Desde el cuerpo confirman que el caso está investigándose y que, por el momento, no se han efectuado detenciones. Los profesionales del grupo se ocupan del asunto y, según precisan fuentes cercanas, buscan tanto en la Región como en la vecina provincia de Alicante pistas que lleven a esclarecer qué pasó, cuando se cumplen quince días del suceso, en la zona de La Albarda, muy cercana a la población de El Fenazar.

Tras recibir un aviso de que se estaba produciendo un tiroteo, (después de que vecinos de la zona apuntasen que estaban escuchando disparos), al lugar se movilizaron agentes tanto de la Policía Local como de la Nacional, que, al llegar, encontraron una casa enteramente revuelta. «Estaba llena de sangre», aseguran fuentes próximas al caso. Tanto, que los investigadores llegaron a pensar que podría haber una persona malherida. O muerta.

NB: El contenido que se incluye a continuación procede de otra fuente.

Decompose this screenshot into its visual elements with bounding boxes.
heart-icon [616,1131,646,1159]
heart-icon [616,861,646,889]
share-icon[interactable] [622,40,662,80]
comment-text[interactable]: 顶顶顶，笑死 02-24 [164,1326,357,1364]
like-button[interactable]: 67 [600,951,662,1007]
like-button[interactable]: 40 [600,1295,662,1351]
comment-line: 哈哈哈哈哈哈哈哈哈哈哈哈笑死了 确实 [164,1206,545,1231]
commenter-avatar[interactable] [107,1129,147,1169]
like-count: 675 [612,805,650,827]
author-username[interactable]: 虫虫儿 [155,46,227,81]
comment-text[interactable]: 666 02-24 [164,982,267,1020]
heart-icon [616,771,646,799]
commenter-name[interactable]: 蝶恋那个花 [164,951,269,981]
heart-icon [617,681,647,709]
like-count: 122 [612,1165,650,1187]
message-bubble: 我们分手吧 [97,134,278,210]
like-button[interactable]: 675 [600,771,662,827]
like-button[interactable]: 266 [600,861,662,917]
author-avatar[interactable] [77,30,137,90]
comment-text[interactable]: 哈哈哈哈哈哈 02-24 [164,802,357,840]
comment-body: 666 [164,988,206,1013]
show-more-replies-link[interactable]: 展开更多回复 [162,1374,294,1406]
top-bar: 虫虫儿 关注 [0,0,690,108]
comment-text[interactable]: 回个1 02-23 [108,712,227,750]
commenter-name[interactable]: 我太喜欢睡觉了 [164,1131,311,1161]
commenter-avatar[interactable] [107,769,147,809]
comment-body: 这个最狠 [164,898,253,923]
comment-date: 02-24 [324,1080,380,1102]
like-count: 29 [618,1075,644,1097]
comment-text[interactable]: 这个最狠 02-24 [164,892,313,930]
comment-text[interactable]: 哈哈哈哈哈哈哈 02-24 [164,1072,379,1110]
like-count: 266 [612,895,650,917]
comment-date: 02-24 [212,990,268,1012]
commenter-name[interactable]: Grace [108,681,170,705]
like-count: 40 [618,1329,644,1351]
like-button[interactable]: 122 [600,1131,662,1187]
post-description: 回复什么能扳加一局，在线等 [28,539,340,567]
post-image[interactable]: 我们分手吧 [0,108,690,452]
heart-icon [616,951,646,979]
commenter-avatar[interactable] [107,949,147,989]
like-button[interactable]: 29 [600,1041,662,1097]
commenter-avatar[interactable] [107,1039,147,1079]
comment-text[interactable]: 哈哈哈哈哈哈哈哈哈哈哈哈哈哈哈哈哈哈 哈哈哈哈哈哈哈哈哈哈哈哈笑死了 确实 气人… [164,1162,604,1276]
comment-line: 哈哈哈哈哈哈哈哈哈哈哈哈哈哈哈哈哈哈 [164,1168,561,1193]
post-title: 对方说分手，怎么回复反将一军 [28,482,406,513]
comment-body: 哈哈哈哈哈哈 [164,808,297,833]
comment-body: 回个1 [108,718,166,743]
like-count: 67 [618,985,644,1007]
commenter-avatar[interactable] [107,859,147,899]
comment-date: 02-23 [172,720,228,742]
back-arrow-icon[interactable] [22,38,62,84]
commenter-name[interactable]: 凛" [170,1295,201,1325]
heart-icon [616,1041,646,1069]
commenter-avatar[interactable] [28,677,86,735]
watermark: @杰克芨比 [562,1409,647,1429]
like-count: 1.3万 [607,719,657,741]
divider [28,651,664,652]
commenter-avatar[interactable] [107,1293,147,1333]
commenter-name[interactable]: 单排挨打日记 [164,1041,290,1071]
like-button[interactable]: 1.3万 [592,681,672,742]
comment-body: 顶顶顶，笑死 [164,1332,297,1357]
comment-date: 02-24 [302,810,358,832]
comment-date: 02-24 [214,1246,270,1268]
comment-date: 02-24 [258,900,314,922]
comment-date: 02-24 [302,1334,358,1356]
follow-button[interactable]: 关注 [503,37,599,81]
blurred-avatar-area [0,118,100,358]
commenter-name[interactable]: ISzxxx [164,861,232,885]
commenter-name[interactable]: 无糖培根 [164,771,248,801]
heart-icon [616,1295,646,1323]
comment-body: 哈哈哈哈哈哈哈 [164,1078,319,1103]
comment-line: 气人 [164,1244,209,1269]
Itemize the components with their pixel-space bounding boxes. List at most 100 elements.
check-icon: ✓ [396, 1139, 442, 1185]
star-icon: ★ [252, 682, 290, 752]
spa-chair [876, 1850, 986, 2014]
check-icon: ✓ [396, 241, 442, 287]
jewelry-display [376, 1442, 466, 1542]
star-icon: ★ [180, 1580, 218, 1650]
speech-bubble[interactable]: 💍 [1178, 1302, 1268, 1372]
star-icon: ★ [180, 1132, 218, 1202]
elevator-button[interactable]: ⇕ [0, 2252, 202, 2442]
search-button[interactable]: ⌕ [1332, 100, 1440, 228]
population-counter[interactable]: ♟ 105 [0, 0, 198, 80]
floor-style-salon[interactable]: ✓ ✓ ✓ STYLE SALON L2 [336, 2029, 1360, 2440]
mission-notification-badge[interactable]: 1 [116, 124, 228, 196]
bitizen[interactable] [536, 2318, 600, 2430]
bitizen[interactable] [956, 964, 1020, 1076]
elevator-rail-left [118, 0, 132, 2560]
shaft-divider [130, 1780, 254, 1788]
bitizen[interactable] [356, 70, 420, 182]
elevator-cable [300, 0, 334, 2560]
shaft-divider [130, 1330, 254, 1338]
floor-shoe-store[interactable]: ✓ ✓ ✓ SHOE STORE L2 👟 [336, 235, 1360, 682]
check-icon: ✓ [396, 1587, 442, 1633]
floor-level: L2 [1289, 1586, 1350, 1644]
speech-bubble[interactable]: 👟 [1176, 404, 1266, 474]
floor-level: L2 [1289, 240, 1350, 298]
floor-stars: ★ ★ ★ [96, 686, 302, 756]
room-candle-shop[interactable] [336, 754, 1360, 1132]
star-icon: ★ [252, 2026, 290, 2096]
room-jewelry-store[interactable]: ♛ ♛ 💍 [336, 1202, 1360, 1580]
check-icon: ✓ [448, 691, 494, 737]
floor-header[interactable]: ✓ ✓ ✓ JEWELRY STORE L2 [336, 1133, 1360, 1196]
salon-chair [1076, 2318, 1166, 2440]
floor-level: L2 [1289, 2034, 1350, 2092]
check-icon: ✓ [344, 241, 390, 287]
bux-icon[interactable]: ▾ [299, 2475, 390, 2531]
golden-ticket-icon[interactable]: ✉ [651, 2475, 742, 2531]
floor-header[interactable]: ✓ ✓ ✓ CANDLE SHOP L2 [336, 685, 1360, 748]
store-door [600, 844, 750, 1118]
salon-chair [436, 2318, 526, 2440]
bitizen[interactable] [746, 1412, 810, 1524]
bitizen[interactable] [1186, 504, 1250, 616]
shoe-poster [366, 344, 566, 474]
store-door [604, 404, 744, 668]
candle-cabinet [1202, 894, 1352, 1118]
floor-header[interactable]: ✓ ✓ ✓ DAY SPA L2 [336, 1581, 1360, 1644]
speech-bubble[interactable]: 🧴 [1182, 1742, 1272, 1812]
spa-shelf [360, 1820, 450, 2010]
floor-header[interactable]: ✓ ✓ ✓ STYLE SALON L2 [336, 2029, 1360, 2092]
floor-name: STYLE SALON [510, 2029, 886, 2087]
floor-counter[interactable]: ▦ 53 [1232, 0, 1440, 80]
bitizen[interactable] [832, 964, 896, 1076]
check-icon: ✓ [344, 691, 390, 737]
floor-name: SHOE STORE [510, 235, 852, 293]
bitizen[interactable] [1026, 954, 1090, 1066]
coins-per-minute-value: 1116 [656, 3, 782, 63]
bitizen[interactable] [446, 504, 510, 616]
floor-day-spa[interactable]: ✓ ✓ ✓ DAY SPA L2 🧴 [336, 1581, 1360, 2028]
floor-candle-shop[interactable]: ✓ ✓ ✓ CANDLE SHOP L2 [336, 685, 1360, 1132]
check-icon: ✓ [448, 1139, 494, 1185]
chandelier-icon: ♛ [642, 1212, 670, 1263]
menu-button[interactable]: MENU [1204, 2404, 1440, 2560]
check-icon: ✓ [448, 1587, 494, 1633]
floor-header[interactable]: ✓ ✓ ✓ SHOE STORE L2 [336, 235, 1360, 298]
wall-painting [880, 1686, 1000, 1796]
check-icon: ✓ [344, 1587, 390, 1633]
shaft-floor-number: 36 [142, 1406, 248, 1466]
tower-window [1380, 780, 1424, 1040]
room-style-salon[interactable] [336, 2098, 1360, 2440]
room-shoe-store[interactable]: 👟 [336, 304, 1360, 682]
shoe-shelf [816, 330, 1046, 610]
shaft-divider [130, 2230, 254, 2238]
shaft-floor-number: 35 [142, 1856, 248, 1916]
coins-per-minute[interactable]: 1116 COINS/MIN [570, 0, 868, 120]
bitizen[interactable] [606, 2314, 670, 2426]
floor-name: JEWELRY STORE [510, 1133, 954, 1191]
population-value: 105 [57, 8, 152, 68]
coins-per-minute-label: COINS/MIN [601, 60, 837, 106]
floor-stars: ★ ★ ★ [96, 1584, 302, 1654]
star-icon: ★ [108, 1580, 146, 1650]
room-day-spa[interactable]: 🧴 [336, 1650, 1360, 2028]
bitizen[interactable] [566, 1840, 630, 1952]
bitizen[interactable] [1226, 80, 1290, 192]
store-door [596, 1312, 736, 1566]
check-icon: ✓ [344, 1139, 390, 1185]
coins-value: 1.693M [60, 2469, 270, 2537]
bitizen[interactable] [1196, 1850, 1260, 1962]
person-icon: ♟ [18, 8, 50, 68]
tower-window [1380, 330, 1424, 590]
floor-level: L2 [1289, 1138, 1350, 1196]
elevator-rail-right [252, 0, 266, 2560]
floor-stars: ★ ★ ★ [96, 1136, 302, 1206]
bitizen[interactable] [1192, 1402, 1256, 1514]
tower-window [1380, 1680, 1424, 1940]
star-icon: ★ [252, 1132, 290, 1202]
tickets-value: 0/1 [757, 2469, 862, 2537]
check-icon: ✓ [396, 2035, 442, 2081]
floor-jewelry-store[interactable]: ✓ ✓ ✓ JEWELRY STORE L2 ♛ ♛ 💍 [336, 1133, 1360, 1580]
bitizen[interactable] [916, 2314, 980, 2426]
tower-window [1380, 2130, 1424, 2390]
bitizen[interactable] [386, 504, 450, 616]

Además de la sangre, en el interior del lugar había dinero en metálico (en moneda extranjera), munición y plantas de marihuana. Las mismas fuentes apuntan que en el lugar residían unas personas, conocidas de los Cuerpos de Seguridad, sospechosas de trapichear con estupefacientes, a las cuales se les ha perdido la pista, y cuya localización es clave para determinar qué pasó.

Encuentran plantas de marihuana, dinero en metálico y dos coches: en uno de ellos había un chaleco antibalas

En la puerta de la vivienda, dos coches, uno de los cuales tenía en su interior algo que resultaba llamativo: un chaleco antibalas. La Policía retiró los automóviles y examinó su interior, en busca de indicios que puedan facilitar la identificación de las personas participantes en el episodio. 

La gran mayoría de los vuelcos (los robos de droga entre narcos) solo llegan a la Policía cuando se produce un acto violento de por medio y alguien necesita asistencia sanitaria urgente. Si no, las propias víctimas silencian lo vivido: de lo contrario, tendrían que reconocer, al poner la correspondiente denuncia, que ellos estaban traficando con sustancias.